Load balancing cloud functions

Markus Jevring
Sesame Engineering
Published in
6 min readJul 12, 2022

At Sesame, we use cloud functions, hosted by GCP (Google Cloud Platform), mostly for webhook processing. In most cases the cloud functions are very simple. They receive a message, verify its authenticity, convert it into an internal format, and send it to a pub/sub topic, where it can then be subscribed to by all the interested parties. It’s a cheap way to ingest and distribute webhooks, and cloud functions are ideal for it.

A while back we added a second production kubernetes cluster in a separate region. We did this for several reasons, but primarily for redundancy. Given that we have redundant kubernetes clusters for our services, we also wanted to have redundant cloud functions. This presented us with a challenge because there’s no built-in functionality in GCP for load balancing cloud functions.

In GCP, cloud functions are deployed to a region. Each cloud function has its own name under a region-specific domain that belongs to Google, but is unique to a single project’s cloud functions. For example, a could function called “my-cloud-function”, deployed in us-east1, belonging to a project called “super-amazing-productions” might have a URL like this: https://us-east1-super-amazing-productions.cloudfunctions.net/my-cloud-function. There is no built-in way in GCP to load balance cloud functions across different regions. You can deploy the exact same cloud function in different regions, but there’s no “magic” that glues them together even if they use the same name and the same code. Thus, we would end up with a “my-cloud-function” in us-east1, and a “my-cloud-function” in us-central1, and they’d be the same, yet completely separate, on completely different URLs.
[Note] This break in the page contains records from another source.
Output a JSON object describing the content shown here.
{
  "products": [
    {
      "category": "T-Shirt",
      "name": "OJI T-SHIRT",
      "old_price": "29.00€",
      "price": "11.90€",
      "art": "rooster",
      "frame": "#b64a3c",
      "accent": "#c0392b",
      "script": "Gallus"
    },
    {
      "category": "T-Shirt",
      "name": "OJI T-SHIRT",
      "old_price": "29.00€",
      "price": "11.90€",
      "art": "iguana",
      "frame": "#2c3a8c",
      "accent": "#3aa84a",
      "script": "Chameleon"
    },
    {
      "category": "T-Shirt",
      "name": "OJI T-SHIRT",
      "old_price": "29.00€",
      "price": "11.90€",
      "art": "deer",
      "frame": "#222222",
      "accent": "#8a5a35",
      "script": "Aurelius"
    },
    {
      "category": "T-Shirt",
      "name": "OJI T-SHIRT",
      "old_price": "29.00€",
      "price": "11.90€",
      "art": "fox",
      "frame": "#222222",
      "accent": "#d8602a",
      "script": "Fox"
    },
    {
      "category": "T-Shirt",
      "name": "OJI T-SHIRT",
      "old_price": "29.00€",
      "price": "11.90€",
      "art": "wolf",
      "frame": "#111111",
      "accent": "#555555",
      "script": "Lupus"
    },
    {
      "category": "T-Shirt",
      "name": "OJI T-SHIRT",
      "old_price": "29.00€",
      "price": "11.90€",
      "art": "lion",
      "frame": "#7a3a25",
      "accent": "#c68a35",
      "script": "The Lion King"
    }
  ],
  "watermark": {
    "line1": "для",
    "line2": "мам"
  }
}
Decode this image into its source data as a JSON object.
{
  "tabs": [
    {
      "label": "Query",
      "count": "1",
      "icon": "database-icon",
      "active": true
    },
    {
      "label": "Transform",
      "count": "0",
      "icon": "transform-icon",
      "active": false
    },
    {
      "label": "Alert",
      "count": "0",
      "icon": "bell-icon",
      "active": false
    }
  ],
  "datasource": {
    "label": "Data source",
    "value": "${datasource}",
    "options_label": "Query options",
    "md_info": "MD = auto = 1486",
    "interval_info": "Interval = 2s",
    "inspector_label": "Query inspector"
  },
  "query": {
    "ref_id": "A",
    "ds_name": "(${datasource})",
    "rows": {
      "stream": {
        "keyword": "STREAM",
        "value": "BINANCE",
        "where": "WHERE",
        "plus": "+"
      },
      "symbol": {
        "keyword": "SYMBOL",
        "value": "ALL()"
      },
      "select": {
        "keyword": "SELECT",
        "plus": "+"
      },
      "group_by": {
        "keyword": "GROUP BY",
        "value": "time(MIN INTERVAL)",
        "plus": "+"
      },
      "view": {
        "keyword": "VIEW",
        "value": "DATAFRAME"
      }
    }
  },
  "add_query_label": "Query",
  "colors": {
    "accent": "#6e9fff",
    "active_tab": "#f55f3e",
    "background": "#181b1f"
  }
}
To remedy this, and put a single front on our cloud functions that would do the load balancing for us, we turned to the same solution we used for load balancing our kubernetes cluster, but with a slightly different approach. We chose Cloudflare for our load balancing needs. They’re very easy to work with, easy to experiment with, and have good Terraform support for when we have reached maturity and want to include it in our use of infrastructure-as-code. Normally when you set up load balancing between two or more services, you have health checks in place so that the load balancing engine can automatically determine where to send the traffic. This works fine when you’re in full control of the services, like we are with kubernetes, but it doesn’t when you’re not, like with our cloud functions. When using a service, you could use an existing GET endpoint as a health check, or you could simply add another one. When using cloud functions, there’s just the cloud function itself. There’s nothing running continuously. In our case, none of the cloud functions are reentrant, so we couldn’t use them as health checks. We also don’t want to wake a cloud function just to respond to health checks. Instead, we created a “blind” load balancer, without health checks, that balances between two domains. Each origin for the load balancer was a regional domain name similar to the one mentioned previously. Because the cloud function names are identical, any incoming call to our cloud function load balancer would just get proxied and sent to the correct cloud function in the correct regional domain, with the full path and query parameters etc intact. This load balancer needs to be different from your normal load balancer. If, for example, your normal load balancer answers to api.example.com, then you would have to configure this cloud function load balancer to answer to, say, functions.example.com. This is because the origin definition is different between the two, even though they are conceptually identical. The origin definitions for the cloud function load balancer are two domains outside of our control. The origin definitions for the kubernetes load balancer are two ips (pointing to two kubernetes clusters) under our control. This ended up working really well, and we can control the routing either independently from or identical to the kubernetes load balancing.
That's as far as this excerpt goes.